Seit drei Jahren gibt es den Deutschkurs bereits. Für die Teilnehmerinnen ist er kostenlos. Wenn die Finanzierung nicht gesichert ist, arbeitet Thanh auch ehrenamtlich. Pädagogin sei sie eigentlich gar nicht, betont sie.

Trotzdem erklärt sie den Vietnamesinnen die deutsche Sprache: „Wir sprechen auf einfache Weise Deutsch.“ Die Frauen müssen die Grammatik nicht beherrschen, sondern auf Fragen und Aussagen reagieren könnten, meint sie. Am heutigen Freitag steht ein trockenes Thema auf dem Programm: Behörden. Wie entschlüsselt man eine Tafel mit Öffnungszeiten? Thanh erläutert die Abkürzungen Mo, Di und Mi – auf Deutsch. „“Geschlossen“ bedeutet “zu““, sagt die Lehrerin. Ihre Schülerinnen unterhalten sich zwischendrin in perlendem Singsang.
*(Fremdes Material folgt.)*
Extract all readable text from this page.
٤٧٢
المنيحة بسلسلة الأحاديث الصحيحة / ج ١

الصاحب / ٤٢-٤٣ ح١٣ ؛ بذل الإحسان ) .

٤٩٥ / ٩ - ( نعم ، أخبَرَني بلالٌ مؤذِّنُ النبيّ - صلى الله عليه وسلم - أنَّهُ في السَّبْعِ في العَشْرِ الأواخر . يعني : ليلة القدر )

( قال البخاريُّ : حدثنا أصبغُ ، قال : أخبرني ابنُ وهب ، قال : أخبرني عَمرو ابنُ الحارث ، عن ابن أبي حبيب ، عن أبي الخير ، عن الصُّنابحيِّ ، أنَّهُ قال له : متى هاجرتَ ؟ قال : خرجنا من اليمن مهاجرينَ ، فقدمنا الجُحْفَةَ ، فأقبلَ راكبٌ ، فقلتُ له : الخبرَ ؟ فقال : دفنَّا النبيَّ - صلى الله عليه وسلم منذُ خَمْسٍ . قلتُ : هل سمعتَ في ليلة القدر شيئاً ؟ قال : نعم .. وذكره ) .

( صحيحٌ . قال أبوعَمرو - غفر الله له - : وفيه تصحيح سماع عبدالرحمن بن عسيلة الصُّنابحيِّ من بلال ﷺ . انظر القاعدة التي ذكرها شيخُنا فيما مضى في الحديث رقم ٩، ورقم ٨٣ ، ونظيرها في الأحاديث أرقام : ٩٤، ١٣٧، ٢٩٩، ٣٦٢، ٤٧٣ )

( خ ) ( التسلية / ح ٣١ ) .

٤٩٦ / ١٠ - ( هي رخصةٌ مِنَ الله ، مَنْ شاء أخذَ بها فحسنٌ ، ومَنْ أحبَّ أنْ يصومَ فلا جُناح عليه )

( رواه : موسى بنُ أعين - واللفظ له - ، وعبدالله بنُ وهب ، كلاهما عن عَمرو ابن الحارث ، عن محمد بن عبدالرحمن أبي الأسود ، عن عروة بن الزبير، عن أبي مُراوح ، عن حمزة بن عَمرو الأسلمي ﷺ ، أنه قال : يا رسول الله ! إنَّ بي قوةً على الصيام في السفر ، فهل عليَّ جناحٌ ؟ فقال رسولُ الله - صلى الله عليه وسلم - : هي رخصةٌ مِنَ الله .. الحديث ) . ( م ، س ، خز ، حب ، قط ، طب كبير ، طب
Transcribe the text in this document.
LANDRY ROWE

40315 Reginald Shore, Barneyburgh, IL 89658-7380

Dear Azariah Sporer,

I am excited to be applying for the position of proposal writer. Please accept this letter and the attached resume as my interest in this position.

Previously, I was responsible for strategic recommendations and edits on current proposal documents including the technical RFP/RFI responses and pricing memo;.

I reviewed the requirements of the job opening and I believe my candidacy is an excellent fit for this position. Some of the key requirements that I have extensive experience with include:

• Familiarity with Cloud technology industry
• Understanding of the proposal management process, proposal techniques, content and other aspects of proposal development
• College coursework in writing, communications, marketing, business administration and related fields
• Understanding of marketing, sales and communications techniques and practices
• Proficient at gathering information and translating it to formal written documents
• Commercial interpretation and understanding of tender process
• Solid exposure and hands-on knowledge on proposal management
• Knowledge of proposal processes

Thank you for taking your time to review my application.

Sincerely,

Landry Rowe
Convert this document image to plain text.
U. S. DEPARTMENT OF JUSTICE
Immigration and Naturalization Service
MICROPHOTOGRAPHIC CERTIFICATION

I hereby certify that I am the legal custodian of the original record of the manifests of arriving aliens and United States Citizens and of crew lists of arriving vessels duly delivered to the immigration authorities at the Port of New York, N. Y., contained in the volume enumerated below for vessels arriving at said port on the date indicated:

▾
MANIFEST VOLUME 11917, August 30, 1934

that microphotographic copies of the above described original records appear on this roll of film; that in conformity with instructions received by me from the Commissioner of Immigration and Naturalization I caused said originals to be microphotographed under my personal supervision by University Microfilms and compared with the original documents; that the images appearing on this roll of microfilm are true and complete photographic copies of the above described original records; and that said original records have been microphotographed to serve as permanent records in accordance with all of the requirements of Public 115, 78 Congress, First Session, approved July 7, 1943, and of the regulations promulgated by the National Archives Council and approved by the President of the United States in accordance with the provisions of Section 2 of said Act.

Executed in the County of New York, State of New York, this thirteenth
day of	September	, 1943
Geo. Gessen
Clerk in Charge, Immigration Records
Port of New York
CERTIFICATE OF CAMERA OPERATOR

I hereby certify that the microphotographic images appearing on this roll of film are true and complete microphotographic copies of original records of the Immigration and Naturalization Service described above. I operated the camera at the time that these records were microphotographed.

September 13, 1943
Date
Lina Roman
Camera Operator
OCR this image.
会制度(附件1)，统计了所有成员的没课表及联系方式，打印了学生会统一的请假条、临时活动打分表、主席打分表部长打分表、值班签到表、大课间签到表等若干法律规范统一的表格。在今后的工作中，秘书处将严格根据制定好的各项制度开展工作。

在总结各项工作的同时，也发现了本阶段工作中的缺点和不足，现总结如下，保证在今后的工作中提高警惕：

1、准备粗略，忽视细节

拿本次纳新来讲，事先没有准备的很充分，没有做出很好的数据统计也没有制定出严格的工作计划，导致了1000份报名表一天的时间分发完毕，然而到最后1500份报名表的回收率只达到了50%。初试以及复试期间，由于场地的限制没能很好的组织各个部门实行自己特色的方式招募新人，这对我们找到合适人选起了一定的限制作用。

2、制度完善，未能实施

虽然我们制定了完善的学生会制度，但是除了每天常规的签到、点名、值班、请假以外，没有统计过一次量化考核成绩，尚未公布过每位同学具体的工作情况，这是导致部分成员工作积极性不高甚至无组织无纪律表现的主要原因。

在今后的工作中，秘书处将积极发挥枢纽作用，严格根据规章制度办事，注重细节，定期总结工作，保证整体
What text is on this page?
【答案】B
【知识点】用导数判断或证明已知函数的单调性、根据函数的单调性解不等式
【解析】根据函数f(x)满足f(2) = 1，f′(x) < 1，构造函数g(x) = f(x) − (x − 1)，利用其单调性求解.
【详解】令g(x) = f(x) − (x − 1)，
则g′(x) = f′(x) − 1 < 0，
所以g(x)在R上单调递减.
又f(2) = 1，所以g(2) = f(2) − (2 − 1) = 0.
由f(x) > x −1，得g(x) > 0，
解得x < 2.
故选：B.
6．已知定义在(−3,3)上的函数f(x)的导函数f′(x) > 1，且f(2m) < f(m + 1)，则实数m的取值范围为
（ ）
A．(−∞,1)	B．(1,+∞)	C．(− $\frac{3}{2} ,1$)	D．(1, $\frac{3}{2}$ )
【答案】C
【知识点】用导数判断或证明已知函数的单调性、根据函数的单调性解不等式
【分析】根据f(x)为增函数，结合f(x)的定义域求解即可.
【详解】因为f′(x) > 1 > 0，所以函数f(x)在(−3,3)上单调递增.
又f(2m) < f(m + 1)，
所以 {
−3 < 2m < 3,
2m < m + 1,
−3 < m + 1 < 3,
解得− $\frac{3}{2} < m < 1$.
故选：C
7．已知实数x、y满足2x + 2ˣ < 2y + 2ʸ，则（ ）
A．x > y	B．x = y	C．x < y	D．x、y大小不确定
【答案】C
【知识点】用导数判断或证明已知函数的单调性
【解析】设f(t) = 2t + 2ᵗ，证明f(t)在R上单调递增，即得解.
Fünf Frauen sind heute gekommen – manchmal sind es zwölf, erzählt die Lehrerin. Dass die Schülerinnen ein so unterschiedliches Niveau haben, mache es „verdammt schwierig“. Sie versucht denoch, auf jede Frau individuell einzugehen. Die 37-jährige Hat, die erst ein halbes Jahr in Deutschland ist, soll die Wochentage aufzählen. Die 35-jährige Trang dagegen soll eine Verabredung treffen. „Eine Verabredung ist ein Termin“, erklärt die Lehrerin. „Können wir uns am Montag treffen?“, fragt Trang.

Ihr Name bedeutet „Neuanfang“, verrät Huyen Thanh. Die Schülerin, die seit sieben Jahren in Potsdam lebt, hat ihren Sohn mitgebracht. Der Junge ist kaum ein halbes Jahr alt und schläft. Normalerweise gibt es auch eine Kinderbetreuung zum Sprachkurs, sagt Thanh. „Langsamer sprechen, nicht übereinander“, ermahnt sie die junge Mutter.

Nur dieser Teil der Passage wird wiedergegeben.